An Open-Heart Policy


“Lord, open my eyes that I may see wonderful things in Your law” (Psa. 119:18).

Read: 3 JOHN 1–14

1 The elder,

To my dear friend Gaius, whom I love in the truth.

2 Dear friend, I pray that you may enjoy good health and that all may go well with you, even as your soul is getting along well. 3 It gave me great joy when some believers came and testified about your faithfulness to the truth, telling how you continue to walk in it. 4 I have no greater joy than to hear that my children are walking in the truth.

5 Dear friend, you are faithful in what you are doing for the brothers and sisters, even though they are strangers to you. 6 They have told the church about your love.
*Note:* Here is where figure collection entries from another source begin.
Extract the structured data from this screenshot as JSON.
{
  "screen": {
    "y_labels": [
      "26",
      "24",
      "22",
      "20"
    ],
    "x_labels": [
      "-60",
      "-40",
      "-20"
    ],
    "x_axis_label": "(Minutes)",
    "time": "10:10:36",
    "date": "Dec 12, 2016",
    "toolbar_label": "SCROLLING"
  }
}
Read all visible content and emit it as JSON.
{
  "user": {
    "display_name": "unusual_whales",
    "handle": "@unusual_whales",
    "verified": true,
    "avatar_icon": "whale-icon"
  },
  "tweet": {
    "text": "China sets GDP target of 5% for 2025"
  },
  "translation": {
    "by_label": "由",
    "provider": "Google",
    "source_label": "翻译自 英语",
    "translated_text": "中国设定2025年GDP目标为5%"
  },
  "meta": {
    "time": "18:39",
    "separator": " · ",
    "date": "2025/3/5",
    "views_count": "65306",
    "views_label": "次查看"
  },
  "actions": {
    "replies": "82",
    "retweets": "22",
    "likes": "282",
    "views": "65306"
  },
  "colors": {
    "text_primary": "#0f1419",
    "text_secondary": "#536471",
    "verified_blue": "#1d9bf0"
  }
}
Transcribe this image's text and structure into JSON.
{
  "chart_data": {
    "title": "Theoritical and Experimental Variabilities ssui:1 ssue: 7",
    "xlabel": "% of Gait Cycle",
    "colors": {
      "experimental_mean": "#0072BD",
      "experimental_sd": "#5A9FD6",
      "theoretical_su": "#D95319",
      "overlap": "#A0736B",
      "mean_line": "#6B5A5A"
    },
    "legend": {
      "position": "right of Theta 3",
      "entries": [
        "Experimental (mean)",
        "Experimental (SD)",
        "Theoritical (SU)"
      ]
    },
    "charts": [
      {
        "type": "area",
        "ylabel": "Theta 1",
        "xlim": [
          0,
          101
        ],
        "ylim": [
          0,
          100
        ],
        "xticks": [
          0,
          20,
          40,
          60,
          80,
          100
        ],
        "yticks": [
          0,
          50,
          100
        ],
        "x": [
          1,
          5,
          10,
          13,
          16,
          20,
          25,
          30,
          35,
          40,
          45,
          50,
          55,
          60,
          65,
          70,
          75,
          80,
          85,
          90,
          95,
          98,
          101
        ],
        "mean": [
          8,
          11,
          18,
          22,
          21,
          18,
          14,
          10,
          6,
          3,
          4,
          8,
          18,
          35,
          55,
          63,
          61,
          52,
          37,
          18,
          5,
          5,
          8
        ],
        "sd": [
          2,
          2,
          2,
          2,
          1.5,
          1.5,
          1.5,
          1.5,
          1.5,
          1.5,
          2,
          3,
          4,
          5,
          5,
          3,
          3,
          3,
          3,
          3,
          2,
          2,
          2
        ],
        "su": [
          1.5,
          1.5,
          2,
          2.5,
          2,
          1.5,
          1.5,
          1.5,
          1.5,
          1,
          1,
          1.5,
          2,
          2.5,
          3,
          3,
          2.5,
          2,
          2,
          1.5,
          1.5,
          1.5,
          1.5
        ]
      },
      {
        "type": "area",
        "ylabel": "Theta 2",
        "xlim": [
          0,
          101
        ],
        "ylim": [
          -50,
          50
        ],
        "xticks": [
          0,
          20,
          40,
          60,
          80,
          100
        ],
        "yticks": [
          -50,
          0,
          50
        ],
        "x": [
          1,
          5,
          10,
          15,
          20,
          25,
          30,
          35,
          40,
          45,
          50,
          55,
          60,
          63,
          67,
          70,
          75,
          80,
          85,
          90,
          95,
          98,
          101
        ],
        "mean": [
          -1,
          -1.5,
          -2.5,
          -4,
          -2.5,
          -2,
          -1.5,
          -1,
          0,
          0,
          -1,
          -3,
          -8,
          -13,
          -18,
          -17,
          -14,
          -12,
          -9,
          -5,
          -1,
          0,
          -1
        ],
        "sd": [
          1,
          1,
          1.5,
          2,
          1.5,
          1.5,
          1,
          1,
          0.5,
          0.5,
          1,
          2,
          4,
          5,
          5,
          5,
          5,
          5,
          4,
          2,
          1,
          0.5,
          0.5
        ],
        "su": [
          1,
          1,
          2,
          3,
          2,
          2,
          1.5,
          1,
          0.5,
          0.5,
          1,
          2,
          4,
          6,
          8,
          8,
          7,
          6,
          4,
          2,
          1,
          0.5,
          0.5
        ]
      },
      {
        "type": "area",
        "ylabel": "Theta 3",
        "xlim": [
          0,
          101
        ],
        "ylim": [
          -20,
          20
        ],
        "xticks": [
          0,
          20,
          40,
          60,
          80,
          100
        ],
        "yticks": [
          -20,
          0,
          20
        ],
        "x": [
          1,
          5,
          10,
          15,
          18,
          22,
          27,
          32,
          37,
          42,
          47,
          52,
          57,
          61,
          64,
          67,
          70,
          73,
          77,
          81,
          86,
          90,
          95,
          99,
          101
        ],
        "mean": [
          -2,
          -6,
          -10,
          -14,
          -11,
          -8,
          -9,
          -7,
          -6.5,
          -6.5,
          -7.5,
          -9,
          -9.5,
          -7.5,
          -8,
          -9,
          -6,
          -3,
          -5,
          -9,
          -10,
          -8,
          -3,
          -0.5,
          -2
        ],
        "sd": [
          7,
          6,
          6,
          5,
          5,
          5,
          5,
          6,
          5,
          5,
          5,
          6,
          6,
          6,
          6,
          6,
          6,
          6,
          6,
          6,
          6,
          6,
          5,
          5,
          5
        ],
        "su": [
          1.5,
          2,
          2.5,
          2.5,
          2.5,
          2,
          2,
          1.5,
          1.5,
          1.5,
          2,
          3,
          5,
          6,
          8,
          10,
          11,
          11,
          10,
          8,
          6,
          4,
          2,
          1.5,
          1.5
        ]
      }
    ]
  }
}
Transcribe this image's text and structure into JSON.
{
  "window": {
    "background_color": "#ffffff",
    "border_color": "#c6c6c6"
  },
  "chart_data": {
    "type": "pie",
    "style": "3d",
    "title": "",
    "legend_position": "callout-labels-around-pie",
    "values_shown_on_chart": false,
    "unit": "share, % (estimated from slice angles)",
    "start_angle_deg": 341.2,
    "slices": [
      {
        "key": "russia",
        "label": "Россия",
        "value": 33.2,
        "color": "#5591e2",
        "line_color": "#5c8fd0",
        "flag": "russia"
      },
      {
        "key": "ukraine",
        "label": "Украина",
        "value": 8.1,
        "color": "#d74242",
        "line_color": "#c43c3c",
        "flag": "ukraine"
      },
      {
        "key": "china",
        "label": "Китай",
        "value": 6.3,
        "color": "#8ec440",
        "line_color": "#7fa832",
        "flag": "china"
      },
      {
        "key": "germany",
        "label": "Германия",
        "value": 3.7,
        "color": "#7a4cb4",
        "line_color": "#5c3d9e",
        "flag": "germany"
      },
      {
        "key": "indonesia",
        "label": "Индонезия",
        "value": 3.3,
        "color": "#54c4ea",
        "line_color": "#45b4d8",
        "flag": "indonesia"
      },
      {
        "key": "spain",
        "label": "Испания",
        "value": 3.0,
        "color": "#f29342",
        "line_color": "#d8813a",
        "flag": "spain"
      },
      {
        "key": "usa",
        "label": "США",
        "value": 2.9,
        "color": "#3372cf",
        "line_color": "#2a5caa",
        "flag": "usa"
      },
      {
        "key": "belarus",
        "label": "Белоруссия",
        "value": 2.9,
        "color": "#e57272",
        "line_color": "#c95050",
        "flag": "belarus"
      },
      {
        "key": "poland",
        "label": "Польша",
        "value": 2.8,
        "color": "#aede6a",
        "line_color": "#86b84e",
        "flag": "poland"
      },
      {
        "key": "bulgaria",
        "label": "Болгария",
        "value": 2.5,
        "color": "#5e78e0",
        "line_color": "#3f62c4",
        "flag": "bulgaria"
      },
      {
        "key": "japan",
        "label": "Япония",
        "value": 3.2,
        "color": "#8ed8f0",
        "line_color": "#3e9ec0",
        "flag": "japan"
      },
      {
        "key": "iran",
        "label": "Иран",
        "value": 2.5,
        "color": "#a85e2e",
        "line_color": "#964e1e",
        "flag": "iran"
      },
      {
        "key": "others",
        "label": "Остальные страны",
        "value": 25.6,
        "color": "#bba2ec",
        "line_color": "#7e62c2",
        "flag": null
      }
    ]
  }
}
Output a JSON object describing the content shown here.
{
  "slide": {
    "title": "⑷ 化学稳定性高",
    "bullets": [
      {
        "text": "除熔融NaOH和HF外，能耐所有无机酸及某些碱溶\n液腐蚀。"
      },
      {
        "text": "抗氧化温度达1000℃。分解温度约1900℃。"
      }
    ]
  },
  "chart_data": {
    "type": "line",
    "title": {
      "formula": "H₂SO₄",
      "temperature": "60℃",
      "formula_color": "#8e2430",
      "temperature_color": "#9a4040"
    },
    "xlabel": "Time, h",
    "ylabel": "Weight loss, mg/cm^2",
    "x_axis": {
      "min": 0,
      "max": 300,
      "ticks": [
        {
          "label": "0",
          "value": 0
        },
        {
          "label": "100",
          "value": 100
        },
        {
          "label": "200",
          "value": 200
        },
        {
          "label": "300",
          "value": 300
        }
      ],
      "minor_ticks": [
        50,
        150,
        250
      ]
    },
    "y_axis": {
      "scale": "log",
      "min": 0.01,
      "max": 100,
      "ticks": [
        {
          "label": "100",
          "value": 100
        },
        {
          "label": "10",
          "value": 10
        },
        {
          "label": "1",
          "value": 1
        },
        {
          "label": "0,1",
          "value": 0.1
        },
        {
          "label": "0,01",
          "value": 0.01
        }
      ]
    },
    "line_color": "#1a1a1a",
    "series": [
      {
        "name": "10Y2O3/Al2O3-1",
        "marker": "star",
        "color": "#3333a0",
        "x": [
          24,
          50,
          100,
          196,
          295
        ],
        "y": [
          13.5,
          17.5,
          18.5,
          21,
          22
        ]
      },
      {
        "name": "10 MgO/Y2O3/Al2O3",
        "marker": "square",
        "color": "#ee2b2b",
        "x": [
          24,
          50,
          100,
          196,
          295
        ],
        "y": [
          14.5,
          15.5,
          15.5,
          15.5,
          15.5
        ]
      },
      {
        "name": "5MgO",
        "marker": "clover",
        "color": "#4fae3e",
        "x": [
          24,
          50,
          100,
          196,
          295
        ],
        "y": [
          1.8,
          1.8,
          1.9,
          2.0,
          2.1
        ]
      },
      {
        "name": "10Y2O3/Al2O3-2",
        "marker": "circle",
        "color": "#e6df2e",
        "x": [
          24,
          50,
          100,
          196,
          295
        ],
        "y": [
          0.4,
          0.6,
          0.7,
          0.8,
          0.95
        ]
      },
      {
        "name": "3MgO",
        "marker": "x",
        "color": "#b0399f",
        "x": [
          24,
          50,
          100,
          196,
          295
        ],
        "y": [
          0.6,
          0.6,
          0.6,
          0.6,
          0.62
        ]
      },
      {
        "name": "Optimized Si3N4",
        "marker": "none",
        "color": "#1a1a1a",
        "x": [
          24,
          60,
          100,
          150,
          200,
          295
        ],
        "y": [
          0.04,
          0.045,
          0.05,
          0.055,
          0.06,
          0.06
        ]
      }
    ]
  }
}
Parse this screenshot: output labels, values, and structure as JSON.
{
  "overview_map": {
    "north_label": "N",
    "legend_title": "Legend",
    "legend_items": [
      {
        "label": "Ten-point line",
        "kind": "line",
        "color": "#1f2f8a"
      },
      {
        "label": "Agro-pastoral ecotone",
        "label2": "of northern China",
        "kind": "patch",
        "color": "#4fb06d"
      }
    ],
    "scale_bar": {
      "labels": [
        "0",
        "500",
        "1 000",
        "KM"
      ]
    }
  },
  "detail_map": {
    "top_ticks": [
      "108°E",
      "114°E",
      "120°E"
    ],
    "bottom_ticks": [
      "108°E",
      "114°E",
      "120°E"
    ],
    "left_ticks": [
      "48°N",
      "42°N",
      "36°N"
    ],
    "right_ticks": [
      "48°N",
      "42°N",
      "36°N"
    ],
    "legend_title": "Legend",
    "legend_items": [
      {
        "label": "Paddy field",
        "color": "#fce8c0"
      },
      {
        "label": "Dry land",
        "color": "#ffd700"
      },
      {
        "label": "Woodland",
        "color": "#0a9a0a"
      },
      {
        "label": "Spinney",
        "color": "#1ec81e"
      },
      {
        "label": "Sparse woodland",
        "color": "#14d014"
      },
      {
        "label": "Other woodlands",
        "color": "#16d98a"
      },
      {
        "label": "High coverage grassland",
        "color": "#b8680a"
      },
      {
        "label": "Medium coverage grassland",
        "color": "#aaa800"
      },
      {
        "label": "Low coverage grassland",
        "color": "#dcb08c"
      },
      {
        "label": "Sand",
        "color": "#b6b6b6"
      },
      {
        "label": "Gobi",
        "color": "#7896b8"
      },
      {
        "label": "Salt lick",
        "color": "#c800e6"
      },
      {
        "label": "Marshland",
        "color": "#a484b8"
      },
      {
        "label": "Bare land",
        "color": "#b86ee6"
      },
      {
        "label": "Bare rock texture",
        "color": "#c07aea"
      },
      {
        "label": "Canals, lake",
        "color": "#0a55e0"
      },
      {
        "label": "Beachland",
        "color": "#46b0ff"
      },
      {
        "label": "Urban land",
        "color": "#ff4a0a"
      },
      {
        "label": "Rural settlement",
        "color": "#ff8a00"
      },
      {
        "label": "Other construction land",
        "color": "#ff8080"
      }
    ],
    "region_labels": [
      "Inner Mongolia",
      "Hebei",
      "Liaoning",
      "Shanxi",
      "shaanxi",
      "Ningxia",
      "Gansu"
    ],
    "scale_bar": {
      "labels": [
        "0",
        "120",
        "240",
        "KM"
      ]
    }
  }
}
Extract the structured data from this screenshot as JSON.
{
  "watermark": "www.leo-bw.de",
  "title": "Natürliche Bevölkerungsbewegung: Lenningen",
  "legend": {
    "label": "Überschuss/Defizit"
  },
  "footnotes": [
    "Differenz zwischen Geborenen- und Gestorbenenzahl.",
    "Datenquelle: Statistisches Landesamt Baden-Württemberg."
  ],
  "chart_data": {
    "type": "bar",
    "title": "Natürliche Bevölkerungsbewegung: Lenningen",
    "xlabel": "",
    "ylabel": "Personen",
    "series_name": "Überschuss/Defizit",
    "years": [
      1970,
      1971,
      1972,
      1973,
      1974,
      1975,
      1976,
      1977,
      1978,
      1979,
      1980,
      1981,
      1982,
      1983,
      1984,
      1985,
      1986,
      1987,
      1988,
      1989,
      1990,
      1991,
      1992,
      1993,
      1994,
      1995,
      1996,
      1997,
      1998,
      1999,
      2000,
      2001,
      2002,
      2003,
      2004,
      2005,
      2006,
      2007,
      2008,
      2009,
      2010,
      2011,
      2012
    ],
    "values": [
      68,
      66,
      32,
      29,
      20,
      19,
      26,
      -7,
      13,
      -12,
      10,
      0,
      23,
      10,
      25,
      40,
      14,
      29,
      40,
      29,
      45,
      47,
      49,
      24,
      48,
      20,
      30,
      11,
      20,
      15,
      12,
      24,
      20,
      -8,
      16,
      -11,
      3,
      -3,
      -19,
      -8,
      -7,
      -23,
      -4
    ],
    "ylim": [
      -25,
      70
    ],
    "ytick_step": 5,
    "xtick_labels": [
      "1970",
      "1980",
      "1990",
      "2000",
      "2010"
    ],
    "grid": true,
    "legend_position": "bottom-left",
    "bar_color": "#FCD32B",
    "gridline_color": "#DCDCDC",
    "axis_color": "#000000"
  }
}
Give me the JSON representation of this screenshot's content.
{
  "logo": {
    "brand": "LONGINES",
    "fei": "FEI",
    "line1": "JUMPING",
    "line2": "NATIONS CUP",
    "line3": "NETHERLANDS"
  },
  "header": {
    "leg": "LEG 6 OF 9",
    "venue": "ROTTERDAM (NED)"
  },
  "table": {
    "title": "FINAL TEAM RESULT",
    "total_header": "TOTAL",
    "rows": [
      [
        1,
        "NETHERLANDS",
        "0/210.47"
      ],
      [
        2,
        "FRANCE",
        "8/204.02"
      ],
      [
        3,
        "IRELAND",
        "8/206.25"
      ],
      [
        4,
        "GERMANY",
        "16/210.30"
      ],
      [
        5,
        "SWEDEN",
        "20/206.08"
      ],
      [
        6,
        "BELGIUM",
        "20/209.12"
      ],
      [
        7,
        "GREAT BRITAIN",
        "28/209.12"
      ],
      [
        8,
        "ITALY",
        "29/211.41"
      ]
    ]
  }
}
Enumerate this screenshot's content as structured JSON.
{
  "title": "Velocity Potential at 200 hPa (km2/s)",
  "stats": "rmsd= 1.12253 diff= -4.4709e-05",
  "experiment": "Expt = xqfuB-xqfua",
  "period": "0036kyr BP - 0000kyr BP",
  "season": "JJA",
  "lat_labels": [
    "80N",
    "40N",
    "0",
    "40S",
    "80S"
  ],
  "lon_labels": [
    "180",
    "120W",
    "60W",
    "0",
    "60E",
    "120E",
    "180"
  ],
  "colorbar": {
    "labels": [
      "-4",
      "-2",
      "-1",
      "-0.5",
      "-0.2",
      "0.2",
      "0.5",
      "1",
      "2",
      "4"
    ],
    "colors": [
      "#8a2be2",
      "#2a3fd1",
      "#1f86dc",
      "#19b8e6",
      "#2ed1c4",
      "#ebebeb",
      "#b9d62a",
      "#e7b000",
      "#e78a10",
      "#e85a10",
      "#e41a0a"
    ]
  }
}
Please send them on their way in a manner that honors God. 7 It was for the sake of the Name that they went out, receiving no help from the pagans. 8 We ought therefore to show hospitality to such people so that we may work together for the truth.

9 I wrote to the church, but Diotrephes, who loves to be first, will not welcome us. 10 So when I come, I will call attention to what he is doing, spreading malicious nonsense about us. Not satisfied with that, he even refuses to welcome other believers. He also stops those who want to do so and puts them out of the church.

11 Dear friend, do not imitate what is evil but what is good. Anyone who does what is good is from God. Anyone who does what is evil has not seen God. 12 Demetrius is well spoken of by everyone—and even by the truth itself. We also speak well of him, and you know that our testimony is true.

13 I have much to write you, but I do not want to do so with pen and ink. 14 I hope to see you soon, and we will talk face to face.

Peace to you. The friends here send their greetings. Greet the friends there by name.


In his previous letters to groups of believers John detailed why we should love each other. This personal letter to Gaius is direct and practical. “Walking in the truth” means showing persistent, practical kindness to God’s people, even to those we do not know well (5).

Through Jesus, God demonstrated his desire to include, not exclude. If God invites everyone and Jesus has died for everyone, then we need to have the same open-heart policy too. Our natural “tribal” tendencies are to be replaced with an attitude of accepting fellow Christians whoever they are and wherever they are from (8,10). Here’s a quick test. After a church service do we (a) head for a familiar face or (b) look to welcome a newcomer? When we meet together with other churches do we (a) stick with the people we know or (b) strike up a conversation with someone we have never met? When a parent with lively children arrives at church, do we (a) aim to provide engaging activities to include the children or (b) tut at their unruly behavior?

Churches are not perfect places, because they are full of imperfect people (9,10). John reminds us to imitate those (like Demetrius, 12) who are imitating Christ.


Ask yourself if you go to church hoping to receive or prepared to give?


God of grace and mercy, renew Your heart of love for Your people in my own heart and life.